Cependant, c’est la proposition de créer un « musée des Découvertes » (« Museu da Descoberta ») dans la capitale, apparue peu de temps après, qui a soulevé le plus de controverses. L’idée avait été lancée par l’équipe sortante socialiste briguant le renouvellement de son mandat municipal, dans le contexte de la croissance touristique de la capitale. L’appellation « musée des Découvertes » s’est heurtée à la contestation de plusieurs secteurs du monde universitaire et de la société civile. Pour reprendre les termes d’une lettre ouverte collective, « les peuples africains, asiatiques et américains, aux histoires millénaires, ont-ils eu le sentiment d’être “découverts” par les Portugais ? Et que vont ressentir aujourd’hui les populations de ces territoires en visitant un espace muséal qui prive leurs ancêtres d’initiative historique, réduisant leur rôle à des objets à découvrir, souvent violemment, par les Portugais ? » [4] Cependant, une multitude d’articles d’opinion ont réaffirmé dans les journaux la place de l’expansion outre-mer dans l’identité nationale, censurant l’existence de prétendus récits pénitentiels parmi certains secteurs engagés de l’opinion publique. [5]

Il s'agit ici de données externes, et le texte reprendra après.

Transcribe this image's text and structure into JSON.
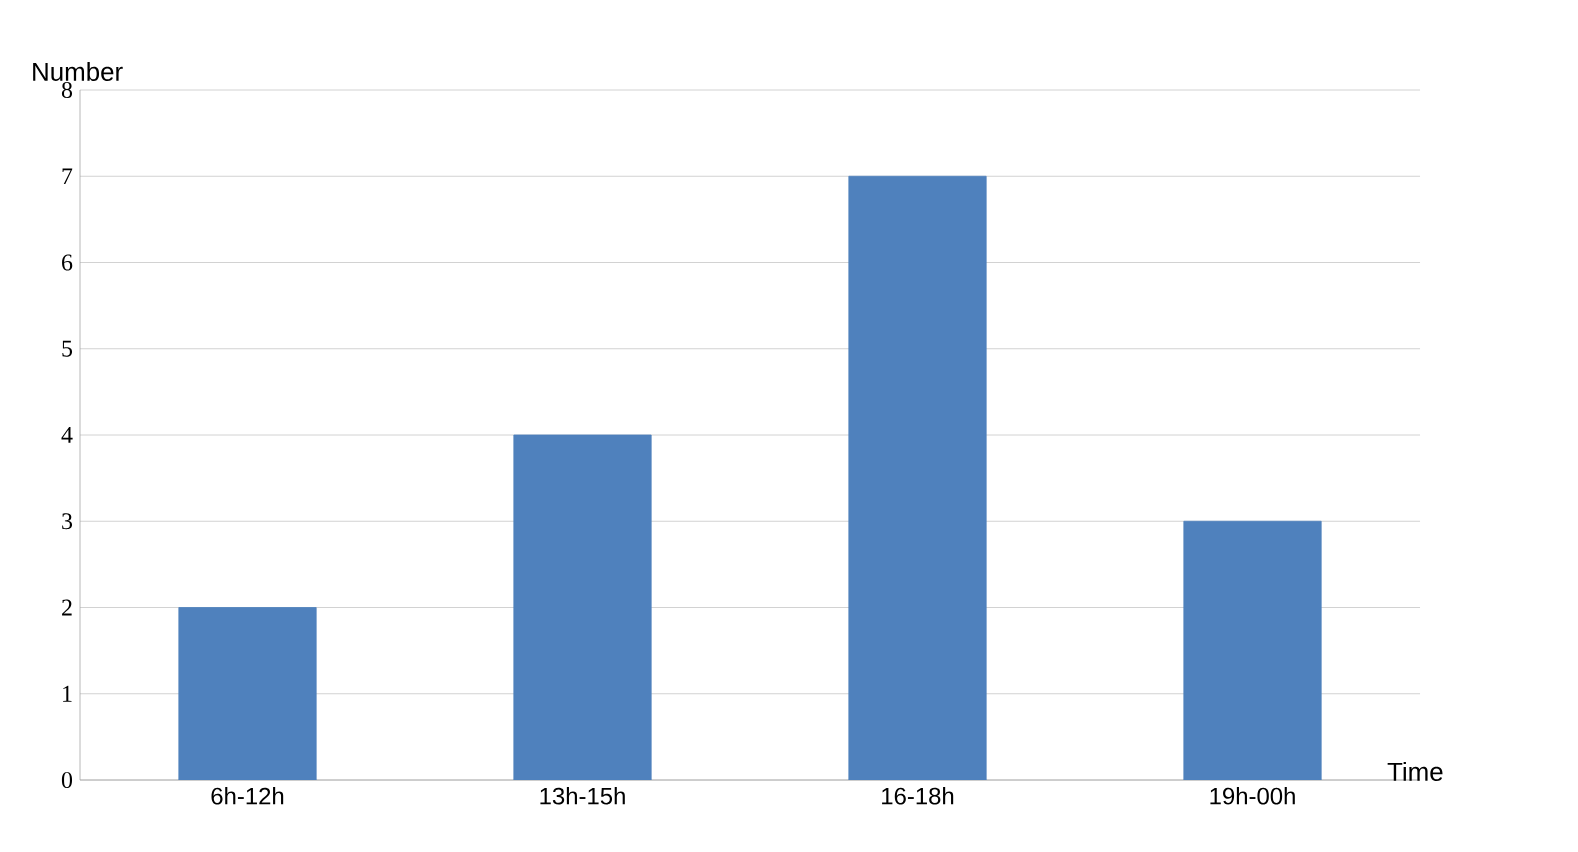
{
  "chart_data": {
    "type": "bar",
    "xlabel": "Time",
    "ylabel": "Number",
    "categories": [
      "6h-12h",
      "13h-15h",
      "16-18h",
      "19h-00h"
    ],
    "values": [
      2,
      4,
      7,
      3
    ],
    "color": "#4f81bd",
    "ylim": [
      0,
      8
    ],
    "yticks": [
      0,
      1,
      2,
      3,
      4,
      5,
      6,
      7,
      8
    ],
    "grid": "y"
  }
}
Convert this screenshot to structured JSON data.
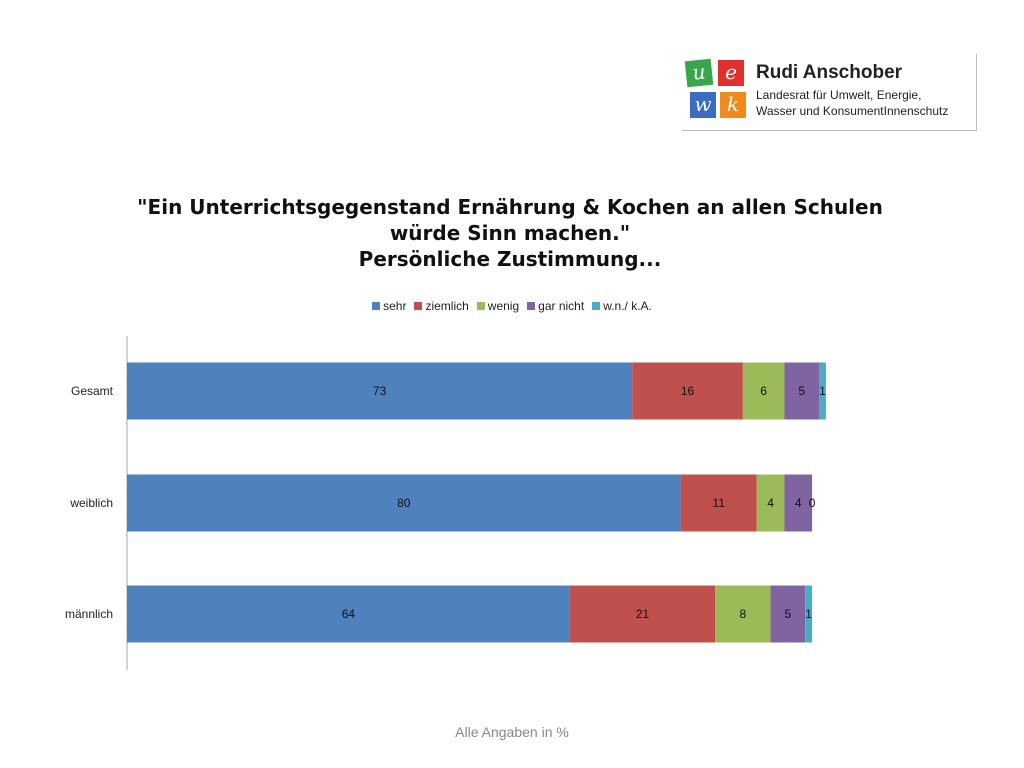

Les élections législatives de 2019 ont apporté quelques bonnes nouvelles. Pour la première fois, trois femmes noires ont été élues au Parlement : Beatriz Gomes Dias (Bloc de gauche), Joacine Katar Moreira (parti Livre, « Libre ») et Romualda Fernandes (Parti socialiste). Parallèlement, l’extrême droite obtenait une représentation nationale inédite avec l’élection d’André Ventura, chef du nouveau parti Chega qui croît actuellement dans les sondages. À l’instar d’autres mouvements populistes de droite qui ont émergé partout dans le monde, Chega adopte une stratégie consistant à remuer le sentiment d’injustice sociale à l’aide d’un discours construit sur la « corruption » des élites. Or, ce discours non seulement ne dit rien de la structure de l’exploitation capitaliste, mais il en est venu à assumer des propos de plus en plus homophobes et racistes, en particulier contre les communautés noire et rom. En réaction aux manifestations contre l’assassinat de George Floyd et aux grandes manifestations antiracistes nées de l’indignation face aux actes de violence raciste dans le pays, Chega a appelé à des manifestations sous le slogan « Le Portugal n’est pas raciste » et tente de mobiliser la fierté nationaliste en invoquant l’histoire de l’empire portugais.
Dans le futur
Le Portugal d’aujourd’hui n’est pas la puissance impériale ayant traversé une grande partie du XXe siècle en tant que métropole colonisatrice — quoique semi-périphérique. Cependant, dans tout le pays, il existe aujourd’hui encore une certaine humeur impériophile qui alimente un grand nombre de propos sur l’identité du Portugal et son histoire. Le poids de l’histoire coloniale et de son refoulement est manifeste dans le racisme qui transparaît dans les comportements policiers, les politiques du logement et de ségrégation, les lois sur la nationalité, le discours de secteurs politiques croissants, ainsi que dans une auto-représentation du pays concernant son peuple et son passé qui reste lestée de lusotropicalisme. La reproduction incessante du même discours narratif sur le colonialisme s’est trouvée remise en question ces dernières années, bien qu’il soit difficile d’anticiper les contours futurs de cette controverse. Nous savons seulement que cela aura un impact sur les débats politiques à venir.
NOTES
- Lusa, « Costa diz que Web Summit coloca Lisboa no “coração” do debat sobre os desafios globais », Correio da Manhã, 06/112017; Carolina Brás et Rita Carvalho, « Web Summit. Cosgrave é o novo Fernão de Magalhães », jornal i, 05/11/2018.
- Michael Billig (1995), Nationalisme banal. Londres : Sage.
- « Um regresso ao passado em Gorée. Não em nosso nome », Diário de Notícias, 19/04/2017.
- In Expresso, 12/04/2018.
- Pour une analyse préliminaire de ces débats, voir : Trindade, Luís (2019), « Onde começa a extrema-direita? », Esquerda, n.º 1.